Thursday, May 31, 2007

Vietnam On The Brink Of New Bird Flu Epidemic

Vietnam's minister for agriculture has announced the country is on the brink of another bird flu epidemic.

The H5N1 virus has been found in chickens and ducks in 11 provinces. Experts find the outbreaks of the virus near the start of summer to be unusual. The virus is normally known to survive and thrive when temperatures are cooler. Warmer weather tends to weaken the virus' strength and ability to spread, and kill.

From Reuters :
Last week, the Southeast Asian country reported its first human case of H5N1 bird flu virus infection in a year and a half, a 30-year-old man in a province neighbouring Hanoi.
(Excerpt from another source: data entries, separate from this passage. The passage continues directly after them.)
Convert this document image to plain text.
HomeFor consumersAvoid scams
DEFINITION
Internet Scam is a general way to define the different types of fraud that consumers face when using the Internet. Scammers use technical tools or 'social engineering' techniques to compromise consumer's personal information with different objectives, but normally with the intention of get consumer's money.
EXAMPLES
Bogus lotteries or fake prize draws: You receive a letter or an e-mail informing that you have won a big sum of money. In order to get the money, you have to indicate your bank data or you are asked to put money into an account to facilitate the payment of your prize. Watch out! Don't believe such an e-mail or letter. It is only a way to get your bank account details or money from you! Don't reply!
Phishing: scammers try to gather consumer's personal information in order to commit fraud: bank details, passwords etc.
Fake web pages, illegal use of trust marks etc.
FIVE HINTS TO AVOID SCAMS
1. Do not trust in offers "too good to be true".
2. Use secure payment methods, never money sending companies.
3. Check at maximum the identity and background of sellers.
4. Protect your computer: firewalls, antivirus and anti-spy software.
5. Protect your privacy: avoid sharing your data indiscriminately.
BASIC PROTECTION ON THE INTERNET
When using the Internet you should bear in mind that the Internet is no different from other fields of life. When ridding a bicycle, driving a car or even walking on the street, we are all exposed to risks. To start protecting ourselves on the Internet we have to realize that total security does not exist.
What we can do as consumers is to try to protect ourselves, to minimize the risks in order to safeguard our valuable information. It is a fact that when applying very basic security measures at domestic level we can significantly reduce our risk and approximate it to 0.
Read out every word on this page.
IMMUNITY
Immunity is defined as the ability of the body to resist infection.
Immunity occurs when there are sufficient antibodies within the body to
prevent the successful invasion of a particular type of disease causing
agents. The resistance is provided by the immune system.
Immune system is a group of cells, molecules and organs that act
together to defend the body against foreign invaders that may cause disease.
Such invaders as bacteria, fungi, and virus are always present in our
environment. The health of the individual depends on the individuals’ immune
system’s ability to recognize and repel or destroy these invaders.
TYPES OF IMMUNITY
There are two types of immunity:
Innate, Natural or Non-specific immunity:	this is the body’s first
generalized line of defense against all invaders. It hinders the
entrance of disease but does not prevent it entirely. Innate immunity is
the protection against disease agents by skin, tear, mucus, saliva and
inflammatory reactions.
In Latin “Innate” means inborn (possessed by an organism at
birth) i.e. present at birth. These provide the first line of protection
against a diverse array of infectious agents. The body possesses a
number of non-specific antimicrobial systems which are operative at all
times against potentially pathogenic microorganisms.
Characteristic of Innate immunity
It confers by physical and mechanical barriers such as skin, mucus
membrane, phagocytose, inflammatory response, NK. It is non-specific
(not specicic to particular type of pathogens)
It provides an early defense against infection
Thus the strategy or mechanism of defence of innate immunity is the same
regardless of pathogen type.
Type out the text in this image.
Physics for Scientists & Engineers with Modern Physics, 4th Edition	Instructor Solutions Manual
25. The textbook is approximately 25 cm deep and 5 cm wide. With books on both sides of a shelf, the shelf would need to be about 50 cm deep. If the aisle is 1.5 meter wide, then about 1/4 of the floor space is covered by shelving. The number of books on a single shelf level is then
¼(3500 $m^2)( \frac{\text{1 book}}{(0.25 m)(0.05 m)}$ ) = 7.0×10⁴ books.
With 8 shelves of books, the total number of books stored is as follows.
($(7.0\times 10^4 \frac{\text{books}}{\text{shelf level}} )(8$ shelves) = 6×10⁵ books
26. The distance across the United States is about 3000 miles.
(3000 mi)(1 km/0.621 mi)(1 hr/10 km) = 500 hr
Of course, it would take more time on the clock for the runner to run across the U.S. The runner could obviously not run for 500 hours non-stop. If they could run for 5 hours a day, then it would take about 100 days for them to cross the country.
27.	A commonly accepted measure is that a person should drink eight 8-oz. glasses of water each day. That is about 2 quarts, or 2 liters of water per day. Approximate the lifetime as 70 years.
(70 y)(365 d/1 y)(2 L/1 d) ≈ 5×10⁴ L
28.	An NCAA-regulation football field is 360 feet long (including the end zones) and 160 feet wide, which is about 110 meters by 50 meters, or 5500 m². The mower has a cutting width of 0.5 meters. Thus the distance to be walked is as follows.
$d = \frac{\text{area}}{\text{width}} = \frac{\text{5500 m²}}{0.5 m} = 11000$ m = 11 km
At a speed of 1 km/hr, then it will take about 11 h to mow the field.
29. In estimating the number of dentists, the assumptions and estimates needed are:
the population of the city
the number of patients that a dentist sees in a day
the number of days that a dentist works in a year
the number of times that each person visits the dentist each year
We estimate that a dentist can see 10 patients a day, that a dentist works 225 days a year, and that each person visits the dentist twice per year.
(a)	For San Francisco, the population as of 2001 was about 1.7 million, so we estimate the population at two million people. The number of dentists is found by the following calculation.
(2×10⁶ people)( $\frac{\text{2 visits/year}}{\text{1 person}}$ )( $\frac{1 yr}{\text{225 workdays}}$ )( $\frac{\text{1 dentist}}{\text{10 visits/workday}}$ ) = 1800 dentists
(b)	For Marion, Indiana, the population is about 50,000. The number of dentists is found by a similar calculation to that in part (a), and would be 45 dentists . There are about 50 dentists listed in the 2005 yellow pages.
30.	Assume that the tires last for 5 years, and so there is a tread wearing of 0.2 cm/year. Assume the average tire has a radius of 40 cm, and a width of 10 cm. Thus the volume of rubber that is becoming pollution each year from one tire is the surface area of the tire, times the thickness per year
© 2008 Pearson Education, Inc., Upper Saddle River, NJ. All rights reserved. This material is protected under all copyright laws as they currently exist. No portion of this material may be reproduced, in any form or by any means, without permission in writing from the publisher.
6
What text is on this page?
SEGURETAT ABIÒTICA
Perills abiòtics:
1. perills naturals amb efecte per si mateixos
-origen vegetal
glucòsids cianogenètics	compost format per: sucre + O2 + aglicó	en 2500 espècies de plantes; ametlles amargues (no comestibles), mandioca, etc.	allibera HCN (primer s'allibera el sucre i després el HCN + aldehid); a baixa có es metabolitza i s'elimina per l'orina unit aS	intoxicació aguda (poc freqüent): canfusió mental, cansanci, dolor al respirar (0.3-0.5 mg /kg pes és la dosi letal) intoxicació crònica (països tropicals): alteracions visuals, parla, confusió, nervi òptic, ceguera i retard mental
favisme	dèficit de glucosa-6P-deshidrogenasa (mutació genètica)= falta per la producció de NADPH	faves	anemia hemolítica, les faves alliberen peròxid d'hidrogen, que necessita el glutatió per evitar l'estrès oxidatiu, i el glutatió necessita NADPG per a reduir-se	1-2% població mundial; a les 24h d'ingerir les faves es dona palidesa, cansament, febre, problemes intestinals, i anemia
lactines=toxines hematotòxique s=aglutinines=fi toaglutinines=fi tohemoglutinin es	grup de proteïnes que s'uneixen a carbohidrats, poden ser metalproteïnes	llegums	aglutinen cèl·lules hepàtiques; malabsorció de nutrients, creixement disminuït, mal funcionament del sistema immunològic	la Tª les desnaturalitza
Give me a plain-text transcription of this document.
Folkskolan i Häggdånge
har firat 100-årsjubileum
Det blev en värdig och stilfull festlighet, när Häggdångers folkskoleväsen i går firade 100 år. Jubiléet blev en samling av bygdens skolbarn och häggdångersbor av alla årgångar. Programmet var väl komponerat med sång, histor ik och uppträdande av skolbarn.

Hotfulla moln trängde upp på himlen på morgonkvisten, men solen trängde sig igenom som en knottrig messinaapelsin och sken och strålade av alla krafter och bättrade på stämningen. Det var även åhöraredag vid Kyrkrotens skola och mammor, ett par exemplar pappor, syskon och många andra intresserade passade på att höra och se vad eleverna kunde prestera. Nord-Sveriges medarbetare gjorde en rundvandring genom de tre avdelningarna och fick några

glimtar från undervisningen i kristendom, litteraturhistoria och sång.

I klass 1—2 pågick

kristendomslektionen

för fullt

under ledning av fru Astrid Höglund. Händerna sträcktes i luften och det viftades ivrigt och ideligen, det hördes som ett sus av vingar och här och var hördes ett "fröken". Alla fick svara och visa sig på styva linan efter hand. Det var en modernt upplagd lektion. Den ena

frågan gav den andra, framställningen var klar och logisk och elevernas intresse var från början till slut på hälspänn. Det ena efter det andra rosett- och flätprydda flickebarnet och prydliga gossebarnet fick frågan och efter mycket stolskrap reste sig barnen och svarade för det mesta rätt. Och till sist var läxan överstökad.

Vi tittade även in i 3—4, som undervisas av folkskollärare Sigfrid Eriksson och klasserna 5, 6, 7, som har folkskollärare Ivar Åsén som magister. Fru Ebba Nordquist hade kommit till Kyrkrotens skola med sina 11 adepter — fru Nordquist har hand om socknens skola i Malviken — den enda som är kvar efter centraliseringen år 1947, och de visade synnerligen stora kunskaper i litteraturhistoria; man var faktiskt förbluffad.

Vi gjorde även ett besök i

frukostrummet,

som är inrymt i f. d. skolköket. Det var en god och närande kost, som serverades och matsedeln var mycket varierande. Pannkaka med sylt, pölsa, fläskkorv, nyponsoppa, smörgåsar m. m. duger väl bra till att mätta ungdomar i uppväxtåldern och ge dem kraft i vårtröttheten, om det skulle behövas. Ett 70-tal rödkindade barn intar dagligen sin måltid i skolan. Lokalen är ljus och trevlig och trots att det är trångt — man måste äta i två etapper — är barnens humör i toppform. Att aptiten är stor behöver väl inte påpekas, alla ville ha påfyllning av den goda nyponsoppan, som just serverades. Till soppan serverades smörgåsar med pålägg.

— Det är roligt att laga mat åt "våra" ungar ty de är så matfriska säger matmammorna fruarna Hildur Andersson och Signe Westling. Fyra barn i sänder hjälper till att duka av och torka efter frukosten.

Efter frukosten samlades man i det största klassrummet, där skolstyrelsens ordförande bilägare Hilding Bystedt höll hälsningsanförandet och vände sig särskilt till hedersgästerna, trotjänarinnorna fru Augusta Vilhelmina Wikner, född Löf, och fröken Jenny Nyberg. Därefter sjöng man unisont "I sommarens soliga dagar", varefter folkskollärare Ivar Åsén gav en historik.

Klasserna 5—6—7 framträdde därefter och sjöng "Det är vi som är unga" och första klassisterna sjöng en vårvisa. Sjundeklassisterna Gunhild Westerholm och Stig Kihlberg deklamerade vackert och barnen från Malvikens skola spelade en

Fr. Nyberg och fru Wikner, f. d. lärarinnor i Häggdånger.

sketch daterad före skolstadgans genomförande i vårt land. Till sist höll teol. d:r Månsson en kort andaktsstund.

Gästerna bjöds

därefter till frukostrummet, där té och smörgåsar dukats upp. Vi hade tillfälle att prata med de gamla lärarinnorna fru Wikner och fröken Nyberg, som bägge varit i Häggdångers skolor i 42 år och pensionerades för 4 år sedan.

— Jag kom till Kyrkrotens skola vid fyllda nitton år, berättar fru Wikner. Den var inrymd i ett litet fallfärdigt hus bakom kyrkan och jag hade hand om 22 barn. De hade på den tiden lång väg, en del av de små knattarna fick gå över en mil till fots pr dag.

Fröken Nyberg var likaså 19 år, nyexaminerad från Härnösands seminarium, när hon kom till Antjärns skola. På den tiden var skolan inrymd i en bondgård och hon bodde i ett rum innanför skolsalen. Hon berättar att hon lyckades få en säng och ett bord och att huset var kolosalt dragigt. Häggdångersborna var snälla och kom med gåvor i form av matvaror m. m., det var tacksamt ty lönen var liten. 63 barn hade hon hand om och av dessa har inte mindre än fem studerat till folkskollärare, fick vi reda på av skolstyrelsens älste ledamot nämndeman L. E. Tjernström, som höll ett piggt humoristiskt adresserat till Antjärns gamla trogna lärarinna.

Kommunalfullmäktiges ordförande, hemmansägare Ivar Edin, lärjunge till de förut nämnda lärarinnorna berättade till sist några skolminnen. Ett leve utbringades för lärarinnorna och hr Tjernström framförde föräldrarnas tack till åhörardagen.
"The recent outbreaks were found mainly in waterflowl flocks that have not been vaccinated," Agriculture Minister Cao Duc Phat said in what was described as an urgent telegraph to People's Committees in all 64 provinces and cities.

"Now the development of the epidemic is very complicated. The risk of the epidemic's further development and spreading on a large scale is very high," Phat's message said.

It called for the vaccination of "100 percent of ducks".
Vietnam won praise from the World Health Organisation in 2004 and 2005 for taking "drastic steps" to halt he spread of the virus. Widespread poultry vacinnations were rolled out across the country and live birds were banned from sale in markets, a move that caused great consternation, but helped to halt the spread of H5N1.

In early 2006, after millions of birds were culled, or died from the virus, and it had claimed the lives of 42 people, the World Health Organisation announced that Vietnam was bird-flu free, and its fast-response emergency programs were hailed as a world standard on fighting the virus.

H5N1 "flared up repeatedly" earlier this year, mostly in rural areas.
The number of birds killed by the virus and slaughtered this month is more than 50,000 nationwide. The full economic impact might not be known for some months until the government compensates farmers for slaughtering their poultry, a World Bank economist said.

"The consequences will be much stronger in the winter," said Martin Rama, acting director of the World Bank in Vietnam.